In general, early symptoms of MLD can be vague and gradual in onset, making it a difficult condition to diagnose. In the late-infantile type, infants may appear health at first. Before the age of 2, however, these children may develop difficulty walking, muscle wasting, weakness, developmental delay, and vision loss. In other types, early symptoms can include subtle changes in thought processing (mentation), memory, and/or posture. Sometimes the earliest symptom is a disturbance in vision, or numbness somewhere in the body. Other symptoms can also include vision problems leading to blindness, personality changes, and motor disturbances such as clumsiness, muscle weakness, rigidity, inability to coordinate movement, and/or muscle spasms especially of the neck, spine, arms, and legs, abdominal distention, difficulty speaking, loss of previously acquired intellectual skills, general mental deterioration, and/or seizures. As the symptoms of metachromatic leukodystrophy progress, blindness, paralysis, psychosis, and/or dementia may develop. People with metachromatic leukodystrophy may also experience peripheral neuropathy, which is a disorder of the peripheral nervous system (all the motor and sensory nerves connecting the brain and spinal column to the rest of the body). Common findings associated with peripheral neuropathy may include muscle weakness; pain; numbness; redness; and/or burning or tingling sensations in the affected areas, especially the arms and legs, though features of peripheral neuropathy can be variable.

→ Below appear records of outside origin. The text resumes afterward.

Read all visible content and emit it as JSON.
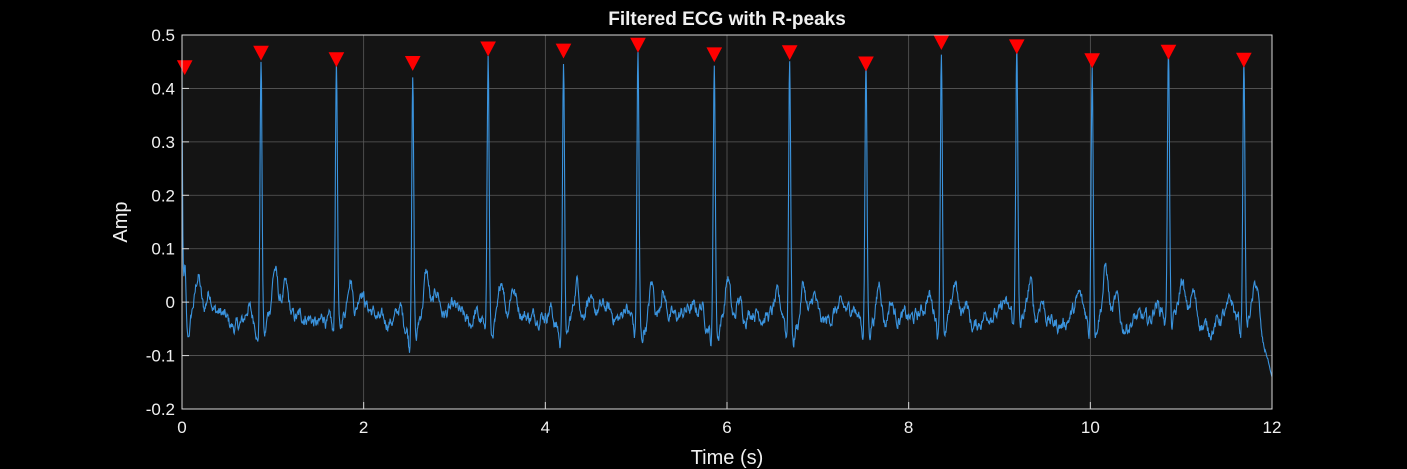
{
  "chart_data": {
    "type": "line",
    "title": "Filtered ECG with R-peaks",
    "xlabel": "Time (s)",
    "ylabel": "Amp",
    "xlim": [
      0,
      12
    ],
    "ylim": [
      -0.2,
      0.5
    ],
    "xticks": [
      0,
      2,
      4,
      6,
      8,
      10,
      12
    ],
    "xtick_labels": [
      "0",
      "2",
      "4",
      "6",
      "8",
      "10",
      "12"
    ],
    "yticks": [
      -0.2,
      -0.1,
      0,
      0.1,
      0.2,
      0.3,
      0.4,
      0.5
    ],
    "ytick_labels": [
      "-0.2",
      "-0.1",
      "0",
      "0.1",
      "0.2",
      "0.3",
      "0.4",
      "0.5"
    ],
    "grid": true,
    "background": "#141414",
    "series": [
      {
        "name": "",
        "kind": "line",
        "color": "#3a93dd",
        "waveform": "ecg",
        "start_value": 0.43,
        "end_value": -0.14,
        "baseline": -0.03
      },
      {
        "name": "",
        "kind": "marker",
        "marker": "triangle-down",
        "color": "#ff0000",
        "x": [
          0.03,
          0.87,
          1.7,
          2.54,
          3.37,
          4.2,
          5.02,
          5.86,
          6.69,
          7.53,
          8.36,
          9.19,
          10.02,
          10.86,
          11.69
        ],
        "y": [
          0.435,
          0.462,
          0.45,
          0.443,
          0.47,
          0.466,
          0.477,
          0.459,
          0.463,
          0.442,
          0.482,
          0.474,
          0.448,
          0.464,
          0.449
        ]
      }
    ]
  }
}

Children with juvenile MLD show symptoms of disease before six years of age, but symptoms can start anytime between four years and 12-14 years. In the past, juvenile MLD has included patients diagnosed up to age 18. However, currently patients with symptoms that started after 14 year of age are diagnosed with adult MLD. Symptoms of juvenile MLD typically start in the early years of schooling. They include behavioral problems/differences, and worsening school performance. Some doctors may separate early-onset juvenile from late-onset juvenile forms of MLD. In early-onset juvenile MLD, symptoms such as clumsiness and gait problems may be noticed first. In late-onset juvenile MLD, the first problems to be noticed may be behavioral issues. Other features that occur over time include slurred speech, urinary accidents, and seizures. As with infantile MLD, juvenile MLD is a disorder that gets worse over time (progressive). The course of the disease is similar to, but slower than that seen in infantile MLD. Survival for 10-20 years after initial diagnosis is common, and lifespan in some may be longer.

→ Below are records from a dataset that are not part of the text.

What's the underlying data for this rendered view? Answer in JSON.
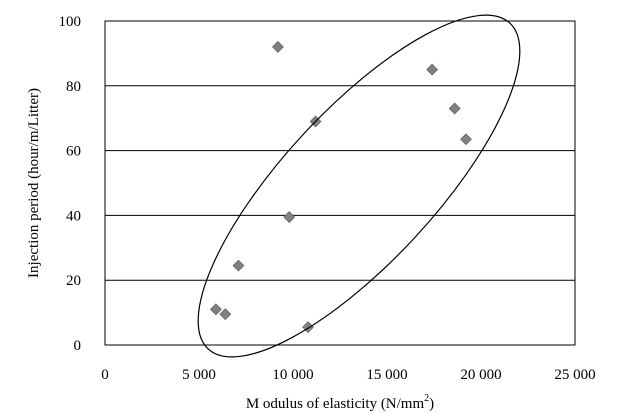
{
  "chart_data": {
    "type": "scatter",
    "title": "",
    "xlabel": "M odulus of elasticity (N/mm",
    "xlabel_superscript": "2",
    "xlabel_suffix": ")",
    "ylabel": "Injection period (hour/m/Litter)",
    "xlim": [
      0,
      25000
    ],
    "ylim": [
      0,
      100
    ],
    "x_ticks": [
      0,
      5000,
      10000,
      15000,
      20000,
      25000
    ],
    "x_tick_labels": [
      "0",
      "5 000",
      "10 000",
      "15 000",
      "20 000",
      "25 000"
    ],
    "y_ticks": [
      0,
      20,
      40,
      60,
      80,
      100
    ],
    "y_tick_labels": [
      "0",
      "20",
      "40",
      "60",
      "80",
      "100"
    ],
    "grid": "horizontal",
    "marker": "diamond",
    "marker_color": "#808080",
    "points": [
      {
        "x": 9200,
        "y": 92
      },
      {
        "x": 11200,
        "y": 69
      },
      {
        "x": 17400,
        "y": 85
      },
      {
        "x": 18600,
        "y": 73
      },
      {
        "x": 19200,
        "y": 63.5
      },
      {
        "x": 9800,
        "y": 39.5
      },
      {
        "x": 7100,
        "y": 24.5
      },
      {
        "x": 5900,
        "y": 11
      },
      {
        "x": 6400,
        "y": 9.5
      },
      {
        "x": 10800,
        "y": 5.5
      }
    ],
    "annotation": "ellipse enclosing all points"
  }
}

Adult MLD is rare, and is diagnosed in people whose symptoms are noted after 14-16 years of age into the 30s or 40s. Initial symptoms are variable, but include worsening problems with school or work performance and personality changes. Some people may have issue with alcohol/drug use, poor money management, or difficulty managing emotions resulting in psychiatric evaluation and diagnosis of a mental health disorder such as schizophrenia. Other features such as bewilderment, inappropriate response to one's surroundings, paranoia, dementia and hearing things/voices (auditory hallucinations) are possible. Other people may have neurologic findings including seizures or weakness, clumsiness, and loss of coordination resulting in a diagnosis of neurodegenerative disease or multiple sclerosis. Some people may experience a peripheral neuropathy as a part of their MLD. In a smaller percentage, an isolated peripheral neuropathy may be the presenting symptom.

People with adult onset MLD may have periods during which they are stable, followed by times with decline, inappropriate behavior, and poor decision-making. These periods can become very challenging for family and care givers. People with adult-onset MLD will eventually develop movement disorders and/or difficulty using their muscles, which results in them needing help with activities of daily living (eating, getting dressed, urination, etc). Other features might include severe joint limitation or seizures that occur and may resolve. Eventually, the ability to communicate effectively is lost, though a person with adult onset MLD does not usually stop interacting with his/her surroundings until late in the disease. Some can have adult-onset MLD for as long as 20 or 30 years during which time there will be progession of symptoms. In the final stage of the condition, the individual is blind, bedridden, and unresponsive. Cause of death is usually pneumonia or another infection.